9. The forward pass#

Now that we understand how to work with computational graphs in mlfz, it’s time to pull back the curtain and see how they work on the inside. After all, this is what we’re here for. (At least, it’s why I’m writing this.)

As we’ve seen it before, Scalar implements a node in a computational graph. Thus, it must keep track of three attributes:

  • a numeric value,

  • the backwards gradient,

  • and the list of incoming edges.

This chapter progressively implements the Scalar class via adding more and more features. Note that most of the versions here won’t have the full functionality of mlfz.nn.scalar.Scalar. The full source can be found on GitHub, but the Python code is not exactly a linear front-to-back text, so we’ll unravel it one feature at a time.

Here we go:

from typing import List


class Scalar:
    def __init__(self, value: float, prevs: List = None):
        self.value = value
        self.prevs = prevs if prevs is not None else []
        self.backwards_grad = 0

    def __repr__(self):
        return f"Scalar({self.value})"

(I have also added a simple string representation for readability.) Now, we add the meat to the bones. The first thing to do: build the computational graph via operations.

9.1. Building the graph#

We are already familiar with the Scalar interface: the computational graph is built via appling operations and functions.

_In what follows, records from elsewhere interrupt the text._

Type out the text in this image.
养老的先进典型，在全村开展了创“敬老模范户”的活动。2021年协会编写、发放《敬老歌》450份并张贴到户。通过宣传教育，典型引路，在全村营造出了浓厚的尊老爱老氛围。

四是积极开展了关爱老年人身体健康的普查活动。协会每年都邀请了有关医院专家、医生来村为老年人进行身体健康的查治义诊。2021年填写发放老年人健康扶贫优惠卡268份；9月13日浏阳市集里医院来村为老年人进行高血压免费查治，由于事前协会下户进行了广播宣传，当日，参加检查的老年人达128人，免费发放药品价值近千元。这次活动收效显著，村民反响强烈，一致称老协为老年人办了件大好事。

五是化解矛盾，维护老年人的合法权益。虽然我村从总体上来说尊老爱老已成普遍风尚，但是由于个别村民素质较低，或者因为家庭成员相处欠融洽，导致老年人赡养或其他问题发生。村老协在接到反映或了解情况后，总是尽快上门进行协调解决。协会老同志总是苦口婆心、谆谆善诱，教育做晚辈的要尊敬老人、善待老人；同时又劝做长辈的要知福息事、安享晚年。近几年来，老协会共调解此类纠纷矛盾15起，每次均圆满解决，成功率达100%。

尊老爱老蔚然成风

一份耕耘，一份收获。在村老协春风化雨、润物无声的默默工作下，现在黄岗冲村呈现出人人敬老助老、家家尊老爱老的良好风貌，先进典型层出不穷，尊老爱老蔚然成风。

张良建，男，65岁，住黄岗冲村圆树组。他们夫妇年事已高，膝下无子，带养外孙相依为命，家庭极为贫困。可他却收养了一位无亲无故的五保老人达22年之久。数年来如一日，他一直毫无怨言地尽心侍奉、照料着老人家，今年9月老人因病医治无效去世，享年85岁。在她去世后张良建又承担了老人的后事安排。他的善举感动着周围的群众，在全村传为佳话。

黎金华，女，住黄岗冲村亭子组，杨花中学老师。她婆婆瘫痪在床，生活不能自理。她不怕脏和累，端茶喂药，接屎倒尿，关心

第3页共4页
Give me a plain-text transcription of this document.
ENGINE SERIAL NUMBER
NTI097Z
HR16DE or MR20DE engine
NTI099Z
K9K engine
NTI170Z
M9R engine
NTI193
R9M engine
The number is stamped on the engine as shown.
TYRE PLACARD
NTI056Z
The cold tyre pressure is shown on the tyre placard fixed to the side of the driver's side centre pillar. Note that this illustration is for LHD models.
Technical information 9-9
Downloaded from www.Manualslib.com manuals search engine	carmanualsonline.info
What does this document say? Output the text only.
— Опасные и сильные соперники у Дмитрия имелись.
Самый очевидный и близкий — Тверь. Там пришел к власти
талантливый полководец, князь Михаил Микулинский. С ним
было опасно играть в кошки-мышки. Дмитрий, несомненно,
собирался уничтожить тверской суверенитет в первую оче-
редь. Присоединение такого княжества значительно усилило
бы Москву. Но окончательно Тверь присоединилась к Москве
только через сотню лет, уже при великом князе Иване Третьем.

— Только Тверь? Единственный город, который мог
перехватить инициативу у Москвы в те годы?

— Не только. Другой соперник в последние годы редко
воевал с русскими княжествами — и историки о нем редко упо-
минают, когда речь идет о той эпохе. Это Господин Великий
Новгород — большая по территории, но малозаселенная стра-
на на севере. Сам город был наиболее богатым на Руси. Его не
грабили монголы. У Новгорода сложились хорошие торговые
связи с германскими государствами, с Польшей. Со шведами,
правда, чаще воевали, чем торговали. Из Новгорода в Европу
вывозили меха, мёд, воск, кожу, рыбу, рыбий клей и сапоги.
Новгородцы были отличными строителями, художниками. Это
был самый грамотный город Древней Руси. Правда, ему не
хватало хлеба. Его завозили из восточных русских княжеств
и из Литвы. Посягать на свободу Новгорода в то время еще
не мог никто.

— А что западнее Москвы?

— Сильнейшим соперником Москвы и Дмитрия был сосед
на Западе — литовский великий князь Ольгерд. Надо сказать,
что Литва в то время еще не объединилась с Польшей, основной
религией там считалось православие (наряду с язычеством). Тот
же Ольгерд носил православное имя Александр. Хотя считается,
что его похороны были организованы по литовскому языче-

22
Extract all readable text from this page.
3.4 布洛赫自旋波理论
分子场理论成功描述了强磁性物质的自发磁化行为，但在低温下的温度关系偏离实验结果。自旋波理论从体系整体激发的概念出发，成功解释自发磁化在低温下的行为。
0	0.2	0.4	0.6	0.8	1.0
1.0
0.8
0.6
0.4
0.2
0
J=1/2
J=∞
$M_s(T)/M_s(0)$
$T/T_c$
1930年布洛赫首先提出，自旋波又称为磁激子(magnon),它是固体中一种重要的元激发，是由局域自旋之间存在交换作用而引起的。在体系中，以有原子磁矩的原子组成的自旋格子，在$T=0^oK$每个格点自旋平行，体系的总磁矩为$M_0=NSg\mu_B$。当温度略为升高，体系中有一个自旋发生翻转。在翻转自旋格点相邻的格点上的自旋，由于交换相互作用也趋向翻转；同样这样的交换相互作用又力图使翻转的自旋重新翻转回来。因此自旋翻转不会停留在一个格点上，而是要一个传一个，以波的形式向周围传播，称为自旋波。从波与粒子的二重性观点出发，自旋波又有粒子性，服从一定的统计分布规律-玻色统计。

from mlfz.nn.scalar import Scalar as Scalar_final

x = Scalar_final(1)
y = Scalar_final(2)

x + y
Scalar(3)

(To avoid confusion, mlfz.nn.scalar.Scalar is imported as Scalar_final.)

How is this done? By overloading the operations via implementing the magic methods. In the object oriented Python, there are several of them:

  • addition a + b is done via __add__,

  • subtraction a - b is via __sub__,

  • negation -a is via __neg__,

  • multiplication a * b via __mul__,

  • division a / b via __truediv__,

  • exponentiation a ** b via __pow__,

and many more. I’ll do the __add__, you’ll do the rest in an exercise. We’ll code first, discuss later.

class Scalar(Scalar):
    # ...

    def __add__(self, other):
        return Scalar(
            value=self.value + other.value,
            prevs=[self, other],
        )
    
    # ...

Remark 9.1 (Implementing classes, one method at a time.)

As this book is written in Jupyter Notebooks, we can iteratively define classes method by method. To avoid writing out the all the previously implemented methods each time we add a new one, we inherit the new Scalar class from the old one. Keep this in mind, as I’ll use this trick later.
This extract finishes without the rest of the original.